Another step for drone delivery ecosystems
Last week, United Parcel Service (UPS) announced that it has received the official nod from the US Federal Aviation Administration (FAA) to operate a drone airline. The approval will allow the company to expand its currently small drone delivery service into a country-wide network.
Specifically, the FAA awarded UPS subsidiary UPS Flight Forward a Part 135 Standard certification, allowing approved company drones to fly over people, at night and out of the operator’s line of sight. The certification, the highest level of FAA approval for a drone delivery operation, is a big step in UPS’ plan to integrate drone delivery into its broader logistics network. The company couldn’t have expanded its operation without an exemption from the FAA, and the approval clears it to run as an airline and grow its operations to meet customer demand.
UPS racks up several “firsts” as a result of this milestone. It says it’s the first company to get a full Part 135 Standard certification. The certification will let UPS use several drones and pilots simultaneously, fly beyond a pilot’s visual line of sight, carry cargo weighing more than 55 pounds, and fly at night.
Earlier in 2019, UPS teamed up with drone-maker Matternet to launch a delivery service for the healthcare sector on the WakeMed hospital campus in Raleigh, North Carolina. On receiving the green light from the FAA, UPS Flight Forward launched the first drone delivery flight by any company under Part 135 Standard at the WakeMed facility using a Matternet M2 drone.
UPS has established itself as a leader in deliveries using unmanned aerial vehicles, having tested drones for urgent commercial deliveries over water; funded and supported humanitarian deliveries in Africa; and trialled non-urgent commercial residential delivery in rural areas, with drones launched from a UPS package-delivery car.
But UPS isn’t the only company to receive certification from the FAA for its drones.
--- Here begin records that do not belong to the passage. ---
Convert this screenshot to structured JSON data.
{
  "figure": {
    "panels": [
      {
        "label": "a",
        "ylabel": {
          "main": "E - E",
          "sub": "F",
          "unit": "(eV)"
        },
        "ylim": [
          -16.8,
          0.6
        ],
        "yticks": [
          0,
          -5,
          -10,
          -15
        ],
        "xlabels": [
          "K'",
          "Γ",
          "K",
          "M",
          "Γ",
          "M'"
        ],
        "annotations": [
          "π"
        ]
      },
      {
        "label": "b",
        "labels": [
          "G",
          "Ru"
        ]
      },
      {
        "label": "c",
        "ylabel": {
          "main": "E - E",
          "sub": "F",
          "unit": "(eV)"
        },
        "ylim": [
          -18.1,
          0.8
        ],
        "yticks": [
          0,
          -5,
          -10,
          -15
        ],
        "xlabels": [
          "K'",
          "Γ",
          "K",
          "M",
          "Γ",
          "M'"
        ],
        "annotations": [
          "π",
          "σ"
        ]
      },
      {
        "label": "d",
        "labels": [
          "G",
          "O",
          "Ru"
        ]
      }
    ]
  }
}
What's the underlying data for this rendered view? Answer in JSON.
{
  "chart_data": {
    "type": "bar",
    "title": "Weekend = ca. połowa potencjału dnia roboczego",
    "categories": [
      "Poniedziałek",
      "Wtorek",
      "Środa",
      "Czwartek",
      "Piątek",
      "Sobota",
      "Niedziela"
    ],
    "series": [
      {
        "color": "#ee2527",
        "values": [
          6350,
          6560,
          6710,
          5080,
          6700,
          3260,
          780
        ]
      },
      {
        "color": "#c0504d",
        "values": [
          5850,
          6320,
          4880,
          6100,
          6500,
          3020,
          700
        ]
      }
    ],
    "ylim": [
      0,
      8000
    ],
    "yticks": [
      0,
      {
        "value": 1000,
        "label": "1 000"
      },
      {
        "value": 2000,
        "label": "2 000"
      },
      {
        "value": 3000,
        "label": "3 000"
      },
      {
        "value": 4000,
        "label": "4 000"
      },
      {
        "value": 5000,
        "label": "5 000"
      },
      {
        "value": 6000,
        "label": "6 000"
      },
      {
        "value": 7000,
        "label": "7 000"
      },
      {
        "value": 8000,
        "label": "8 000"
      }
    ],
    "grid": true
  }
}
In April 2019, Alphabet’s Wing received a Part 135 Single pilot air carrier certificate, which trusts a single Wing employee to fly drones, not the whole company (see Wing Takeoff).
UPS points to healthcare as a leading use for drone delivery services, saying that as drones enable the shortest time in transit, they improve efficiency, allowing healthcare professionals to better serve patients. It might be telling the public what it wants to hear, but it’s a valid argument: with its Part 135 Standard certification, UPS should be able to address a variety of critical-care applications.
Drone delivery is still in the PR stage, with huge challenges still to overcome in how people perceive this technology, and, as we recently outlined at our Predictions for 2020 & Beyond event, even bigger obstacles such as the use of drones to pose a terror threat or a security risk.
But companies such as Amazon, FedEx, Google, UPS and Verizon are making investments to build out drone ecosystems. This presents an opportunity for disruption with what’s essentially a fleet of flying robots.